Benjamin Watson - Perfectionism And Grace

Saints tight end Benjamin Watson was picked in the first round of the 2004 draft by the New England Patriots, who had just won a Super Bowl. Two weeks into that first season, he tore his ACL and was out for the remainder. He watched from the sidelines as his team went all the way and won the Super Bowl again.

As hard as that was, Watson then had a mental battle to face when he returned the following season. “I had put so much expectation on myself to be the player everyone expected me to be when they picked me that I got to a point where I was scared to make mistakes,” he relates.

The first person he went to for guidance was his father, a pastor. “We had a real conversation about mistakes that he made. I had put him on this pedestal, thinking I could never be like him; he’s a pastor, everybody looks up to him.” Watson says. “I had brought all of that into football and into my spiritual life and that’s kinda how I was viewing God.”

Watson wasn’t living in the freedom that God gives us because of His grace. He wasn’t free to fail and be forgiven. Nor was he free to attain new heights, in football or in his spiritual life. Because he was scared to mess up.

What if God’s grace was bigger than our failures? (Hint: It is.)

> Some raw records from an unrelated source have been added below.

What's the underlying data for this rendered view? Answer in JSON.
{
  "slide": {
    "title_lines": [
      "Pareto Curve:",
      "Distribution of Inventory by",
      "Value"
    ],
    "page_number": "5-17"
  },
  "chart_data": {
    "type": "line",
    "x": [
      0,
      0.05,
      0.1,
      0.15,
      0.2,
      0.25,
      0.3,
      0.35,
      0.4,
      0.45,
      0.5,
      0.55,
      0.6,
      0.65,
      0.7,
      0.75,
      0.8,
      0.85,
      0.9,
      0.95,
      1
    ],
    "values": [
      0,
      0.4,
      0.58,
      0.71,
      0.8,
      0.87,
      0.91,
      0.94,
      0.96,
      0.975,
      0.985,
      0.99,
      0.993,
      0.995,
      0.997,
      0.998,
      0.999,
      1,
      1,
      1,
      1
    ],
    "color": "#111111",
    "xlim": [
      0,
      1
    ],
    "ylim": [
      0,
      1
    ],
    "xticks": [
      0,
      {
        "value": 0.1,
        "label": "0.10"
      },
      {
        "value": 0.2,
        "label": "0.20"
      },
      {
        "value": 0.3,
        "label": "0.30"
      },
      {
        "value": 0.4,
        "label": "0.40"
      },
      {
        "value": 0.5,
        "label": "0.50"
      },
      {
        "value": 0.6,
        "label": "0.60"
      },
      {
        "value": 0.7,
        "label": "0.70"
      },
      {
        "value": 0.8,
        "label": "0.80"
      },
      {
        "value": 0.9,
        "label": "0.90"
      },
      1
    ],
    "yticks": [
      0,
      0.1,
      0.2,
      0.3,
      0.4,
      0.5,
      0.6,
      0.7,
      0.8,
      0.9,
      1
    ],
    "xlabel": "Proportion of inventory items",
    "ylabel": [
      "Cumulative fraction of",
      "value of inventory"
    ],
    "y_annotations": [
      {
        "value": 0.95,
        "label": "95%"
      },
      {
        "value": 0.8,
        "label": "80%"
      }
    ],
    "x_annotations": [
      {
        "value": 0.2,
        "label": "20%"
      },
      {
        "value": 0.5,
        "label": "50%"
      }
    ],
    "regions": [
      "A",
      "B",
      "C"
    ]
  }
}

Eventually, through much intentional prayer and many surrenders, Watson began to feel free. “It’s OK to fail. [In our work] and in our spiritual life. We strive to be perfect, but perfectionism isn’t what earns us His grace!”

“See what great love the Father has lavished on us, that we may be called children of God. And that is what we are!” —1 John 3:1

“We don’t earn the right to be called God’s children. We don’t earn the right to be redeemed. We didn’t earn any of that stuff. Christ earned it for us.”